The Society for Cardiovascular Angiography and Interventions, the American College of Cardiology and the Heart Rhythm Society released an expert consensus statement outlining requirements for institutions and operators performing left atrial appendage, or LAA, occlusion procedures.
The transcatheter procedures are performed on patients with atrial fibrillation who are at high risk for stroke but cannot be treated long term with oral anticoagulation. The FDA has approved one device (Watchman, Boston Scientific) for this purpose, but other devices are sometimes used off-label.
The societies convened a writing group of interventional cardiologists and electrophysiologists to help physicians and institutions offer consistent, high-quality care to this patient population.
“Through our collaboration, SCAI, the ACC and HRS have brought together combined experience in LAA closure to produce a document that will set the standard for safe and effective implementation of this technology to fulfill an important unmet need in treating patients with AF who are at risk for stroke,” Clifford J. Kavinsky, MD, PhD, FACC, FSCAI, director of the Center for Adult Structural Heart Disease, Rush University Medical Center, Chicago, and chair of the writing group, said in a press release.
Understanding of AF necessary
The group recommends that doctors who perform an LAA occlusion procedure have a firm grasp of AF principles, including:
- understanding its medical management and clinical course;
- understanding rhythm and rate control principles;
- knowledge of the CHA2DS2-VASc scoring system and other tools to assess stroke risk;
- knowledge of indications for oral anticoagulation therapy and the oral anticoagulation agents;
- understanding risks and benefits of agents used for rate and rhythm control;
- understanding bleeding risks related to oral anticoagulants and bleeding risk assessment tools such as HAS-BLED;
- knowledge of indications, risks and benefits of catheter-based ablation techniques as well as invasive surgical ablation techniques; and
- agreeing to engage in shared decision making.
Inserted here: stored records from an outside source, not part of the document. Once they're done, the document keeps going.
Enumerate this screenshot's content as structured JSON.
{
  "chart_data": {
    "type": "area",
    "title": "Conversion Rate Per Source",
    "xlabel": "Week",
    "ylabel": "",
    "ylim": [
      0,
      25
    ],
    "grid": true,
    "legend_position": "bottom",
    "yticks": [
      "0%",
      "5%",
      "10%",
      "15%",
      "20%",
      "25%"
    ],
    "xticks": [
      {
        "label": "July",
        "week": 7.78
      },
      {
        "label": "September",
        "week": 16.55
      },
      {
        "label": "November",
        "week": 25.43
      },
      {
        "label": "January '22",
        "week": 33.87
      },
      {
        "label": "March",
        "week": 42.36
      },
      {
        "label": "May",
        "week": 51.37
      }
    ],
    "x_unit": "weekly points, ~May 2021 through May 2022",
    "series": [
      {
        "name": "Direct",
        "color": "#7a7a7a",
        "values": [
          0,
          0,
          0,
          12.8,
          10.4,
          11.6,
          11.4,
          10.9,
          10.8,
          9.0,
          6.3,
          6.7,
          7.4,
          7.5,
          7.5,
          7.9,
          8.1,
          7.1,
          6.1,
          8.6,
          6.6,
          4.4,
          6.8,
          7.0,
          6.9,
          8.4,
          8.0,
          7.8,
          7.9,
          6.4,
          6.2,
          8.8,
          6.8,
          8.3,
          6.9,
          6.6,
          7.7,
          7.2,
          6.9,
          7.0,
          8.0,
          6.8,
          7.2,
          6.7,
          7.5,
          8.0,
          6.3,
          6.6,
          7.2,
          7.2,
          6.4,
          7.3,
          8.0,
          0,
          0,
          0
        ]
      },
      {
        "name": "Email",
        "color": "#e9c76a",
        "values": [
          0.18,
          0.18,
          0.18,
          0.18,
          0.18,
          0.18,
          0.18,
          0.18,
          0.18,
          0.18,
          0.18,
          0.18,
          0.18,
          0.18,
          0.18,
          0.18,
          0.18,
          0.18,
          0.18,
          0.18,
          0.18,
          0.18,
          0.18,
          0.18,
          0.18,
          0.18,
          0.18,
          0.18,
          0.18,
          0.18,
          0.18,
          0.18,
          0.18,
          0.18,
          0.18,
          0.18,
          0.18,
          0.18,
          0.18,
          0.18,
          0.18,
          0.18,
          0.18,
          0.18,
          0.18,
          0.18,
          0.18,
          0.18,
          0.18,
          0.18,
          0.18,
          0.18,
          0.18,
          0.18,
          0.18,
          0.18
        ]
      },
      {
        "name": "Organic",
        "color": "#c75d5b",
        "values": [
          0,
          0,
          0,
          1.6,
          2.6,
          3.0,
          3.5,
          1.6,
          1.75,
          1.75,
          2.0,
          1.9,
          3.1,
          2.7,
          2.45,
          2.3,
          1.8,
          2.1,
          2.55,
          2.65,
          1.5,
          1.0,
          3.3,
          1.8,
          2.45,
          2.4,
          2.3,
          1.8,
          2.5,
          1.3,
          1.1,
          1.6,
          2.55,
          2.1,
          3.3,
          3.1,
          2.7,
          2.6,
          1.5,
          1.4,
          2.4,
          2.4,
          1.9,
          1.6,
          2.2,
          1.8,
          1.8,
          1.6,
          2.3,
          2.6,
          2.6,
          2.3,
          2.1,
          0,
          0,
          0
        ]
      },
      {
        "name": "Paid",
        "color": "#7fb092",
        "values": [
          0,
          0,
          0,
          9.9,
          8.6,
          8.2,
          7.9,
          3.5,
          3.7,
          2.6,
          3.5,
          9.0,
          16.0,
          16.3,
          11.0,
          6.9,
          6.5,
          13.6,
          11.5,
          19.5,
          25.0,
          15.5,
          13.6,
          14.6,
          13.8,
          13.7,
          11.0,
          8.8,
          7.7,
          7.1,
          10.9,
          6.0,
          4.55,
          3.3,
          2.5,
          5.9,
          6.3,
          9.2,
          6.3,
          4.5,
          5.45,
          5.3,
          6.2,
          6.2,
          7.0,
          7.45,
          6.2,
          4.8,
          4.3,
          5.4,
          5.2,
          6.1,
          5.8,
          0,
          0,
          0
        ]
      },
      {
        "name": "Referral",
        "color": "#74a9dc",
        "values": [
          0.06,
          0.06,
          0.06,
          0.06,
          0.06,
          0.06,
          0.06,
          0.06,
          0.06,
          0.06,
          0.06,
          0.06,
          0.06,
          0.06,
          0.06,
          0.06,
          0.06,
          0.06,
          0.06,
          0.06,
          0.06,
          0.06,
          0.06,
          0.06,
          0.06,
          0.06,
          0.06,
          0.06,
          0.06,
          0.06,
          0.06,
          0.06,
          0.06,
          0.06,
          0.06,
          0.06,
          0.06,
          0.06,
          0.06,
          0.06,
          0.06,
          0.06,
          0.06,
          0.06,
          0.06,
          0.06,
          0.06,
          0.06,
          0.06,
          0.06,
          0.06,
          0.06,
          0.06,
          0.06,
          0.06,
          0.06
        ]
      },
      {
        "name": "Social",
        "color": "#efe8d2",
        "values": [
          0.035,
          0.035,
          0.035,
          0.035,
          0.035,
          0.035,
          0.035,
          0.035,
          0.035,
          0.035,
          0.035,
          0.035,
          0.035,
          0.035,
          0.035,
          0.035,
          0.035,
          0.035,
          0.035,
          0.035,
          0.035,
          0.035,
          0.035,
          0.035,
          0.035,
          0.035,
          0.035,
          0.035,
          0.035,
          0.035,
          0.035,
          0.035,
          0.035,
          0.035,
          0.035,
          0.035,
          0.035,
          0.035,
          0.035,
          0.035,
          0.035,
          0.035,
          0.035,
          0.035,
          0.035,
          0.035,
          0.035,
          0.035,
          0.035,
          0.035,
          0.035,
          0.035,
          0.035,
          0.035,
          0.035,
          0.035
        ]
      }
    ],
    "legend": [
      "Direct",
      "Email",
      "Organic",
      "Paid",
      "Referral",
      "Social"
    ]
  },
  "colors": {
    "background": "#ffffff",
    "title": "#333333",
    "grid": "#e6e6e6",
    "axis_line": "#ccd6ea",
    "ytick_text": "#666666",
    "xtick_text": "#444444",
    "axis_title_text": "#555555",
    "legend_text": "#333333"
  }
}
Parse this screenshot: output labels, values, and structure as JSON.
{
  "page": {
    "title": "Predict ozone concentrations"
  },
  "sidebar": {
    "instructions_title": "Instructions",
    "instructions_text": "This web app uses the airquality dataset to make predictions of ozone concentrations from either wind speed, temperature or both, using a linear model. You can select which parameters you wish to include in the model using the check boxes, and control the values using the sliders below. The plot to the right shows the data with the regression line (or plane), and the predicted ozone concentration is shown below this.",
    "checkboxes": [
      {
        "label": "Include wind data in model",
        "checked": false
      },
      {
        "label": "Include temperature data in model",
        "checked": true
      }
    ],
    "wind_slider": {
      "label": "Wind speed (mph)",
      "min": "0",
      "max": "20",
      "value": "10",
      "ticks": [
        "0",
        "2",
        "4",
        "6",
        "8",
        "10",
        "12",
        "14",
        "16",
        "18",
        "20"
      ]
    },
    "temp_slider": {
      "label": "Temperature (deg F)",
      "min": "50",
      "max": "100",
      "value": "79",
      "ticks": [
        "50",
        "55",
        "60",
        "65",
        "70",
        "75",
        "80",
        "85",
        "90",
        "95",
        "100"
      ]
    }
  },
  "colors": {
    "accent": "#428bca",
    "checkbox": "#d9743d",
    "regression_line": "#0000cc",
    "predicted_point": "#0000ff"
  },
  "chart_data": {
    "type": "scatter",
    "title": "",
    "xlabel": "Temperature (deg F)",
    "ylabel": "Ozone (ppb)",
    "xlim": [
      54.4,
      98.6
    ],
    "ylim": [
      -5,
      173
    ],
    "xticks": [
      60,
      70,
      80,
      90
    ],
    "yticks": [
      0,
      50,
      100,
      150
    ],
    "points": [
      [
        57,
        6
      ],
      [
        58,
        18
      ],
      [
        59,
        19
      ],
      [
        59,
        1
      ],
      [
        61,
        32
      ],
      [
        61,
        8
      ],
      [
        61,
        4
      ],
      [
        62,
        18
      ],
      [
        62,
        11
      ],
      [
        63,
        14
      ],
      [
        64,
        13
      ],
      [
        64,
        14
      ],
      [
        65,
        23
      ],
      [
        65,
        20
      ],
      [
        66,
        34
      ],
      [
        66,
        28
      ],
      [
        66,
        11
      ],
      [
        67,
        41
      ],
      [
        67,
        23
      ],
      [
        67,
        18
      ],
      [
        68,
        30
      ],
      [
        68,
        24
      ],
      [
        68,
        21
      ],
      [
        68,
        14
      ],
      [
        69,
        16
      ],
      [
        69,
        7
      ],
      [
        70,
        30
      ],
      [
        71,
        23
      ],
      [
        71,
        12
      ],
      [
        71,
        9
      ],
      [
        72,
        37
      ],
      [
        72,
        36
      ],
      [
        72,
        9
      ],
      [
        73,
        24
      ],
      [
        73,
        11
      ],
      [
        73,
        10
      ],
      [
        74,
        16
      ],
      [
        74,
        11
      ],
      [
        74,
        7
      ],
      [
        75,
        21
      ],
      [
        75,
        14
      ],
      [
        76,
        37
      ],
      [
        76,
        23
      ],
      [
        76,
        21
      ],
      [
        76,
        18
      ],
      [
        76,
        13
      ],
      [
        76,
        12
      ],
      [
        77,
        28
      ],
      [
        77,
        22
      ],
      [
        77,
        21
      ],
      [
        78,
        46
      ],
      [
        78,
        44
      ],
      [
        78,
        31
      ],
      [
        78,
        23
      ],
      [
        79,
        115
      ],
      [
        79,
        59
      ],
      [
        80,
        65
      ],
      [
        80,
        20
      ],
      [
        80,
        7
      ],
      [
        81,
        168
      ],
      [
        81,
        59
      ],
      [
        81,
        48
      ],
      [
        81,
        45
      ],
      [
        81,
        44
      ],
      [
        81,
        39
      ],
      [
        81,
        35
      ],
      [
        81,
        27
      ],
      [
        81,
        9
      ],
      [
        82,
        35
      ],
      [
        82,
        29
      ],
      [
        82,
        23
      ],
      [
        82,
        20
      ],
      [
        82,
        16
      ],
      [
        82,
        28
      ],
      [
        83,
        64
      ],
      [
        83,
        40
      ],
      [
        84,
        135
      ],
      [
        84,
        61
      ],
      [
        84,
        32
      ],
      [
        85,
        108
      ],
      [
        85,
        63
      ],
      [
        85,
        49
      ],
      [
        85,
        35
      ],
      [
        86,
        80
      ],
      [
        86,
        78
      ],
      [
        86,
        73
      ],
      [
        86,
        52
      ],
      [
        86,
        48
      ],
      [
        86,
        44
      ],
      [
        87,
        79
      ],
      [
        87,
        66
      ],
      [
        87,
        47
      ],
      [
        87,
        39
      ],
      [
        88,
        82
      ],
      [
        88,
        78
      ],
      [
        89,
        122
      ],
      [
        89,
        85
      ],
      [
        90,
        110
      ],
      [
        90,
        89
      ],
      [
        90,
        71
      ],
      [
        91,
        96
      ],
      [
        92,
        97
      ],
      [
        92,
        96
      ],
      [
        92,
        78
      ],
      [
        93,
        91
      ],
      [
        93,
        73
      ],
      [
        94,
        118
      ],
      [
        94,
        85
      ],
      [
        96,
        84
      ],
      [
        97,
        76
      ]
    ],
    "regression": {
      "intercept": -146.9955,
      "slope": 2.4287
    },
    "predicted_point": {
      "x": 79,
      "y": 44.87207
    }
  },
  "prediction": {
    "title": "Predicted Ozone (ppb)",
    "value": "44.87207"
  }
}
Operators should also have a strong understanding of the left atrium and LAA, and have experience with left-heart procedures, the authors wrote.
Before starting an LAA closure program, an institution should have performed at least 50 structural heart disease or left-sided catheter ablations, at least half of which should involve a transseptal puncture through a septum that is intact, they wrote.
Institutions should have a cardiac catheterization laboratory, an electrophysiology suite or a hybrid suite in which to perform the procedures, Kavinsky and colleagues wrote.
They recommend mandatory participation in a nationwide registry, and that institutions conduct reviews of aggregate and physician-specific results regularly.
“This document will ensure that institutions and operators developing LAA occlusion programs will have the necessary experience, training and infrastructure to carry out this procedure in a way that optimizes patient outcomes,” Kavinsky said in the release.
The societies plan to submit a comment letter to the CMS on the draft national coverage determination for LAA occlusion, which was released in November and specified that national coverage for the procedure should occur only if seven conditions are met, one of which is that the device must be approved by the FDA. – by Erik Swain
Kavinsky CJ, et al. Catheter Cardiovasc Interv. 2015;doi:10.1002/ccd.26381.
Kavinsky CJ, et al. Heart Rhythm. 2015;doi:10.1016/j.hrthm.2015.12.018.
Kavinsky CJ, et al. J Am Coll Cardiol. 2015;doi:10.1016/j.jacc.2015.12.001.
Disclosure: Kavinsky reports no relevant financial disclosures. See the full statement for a list of the other authors’ relevant financial disclosures.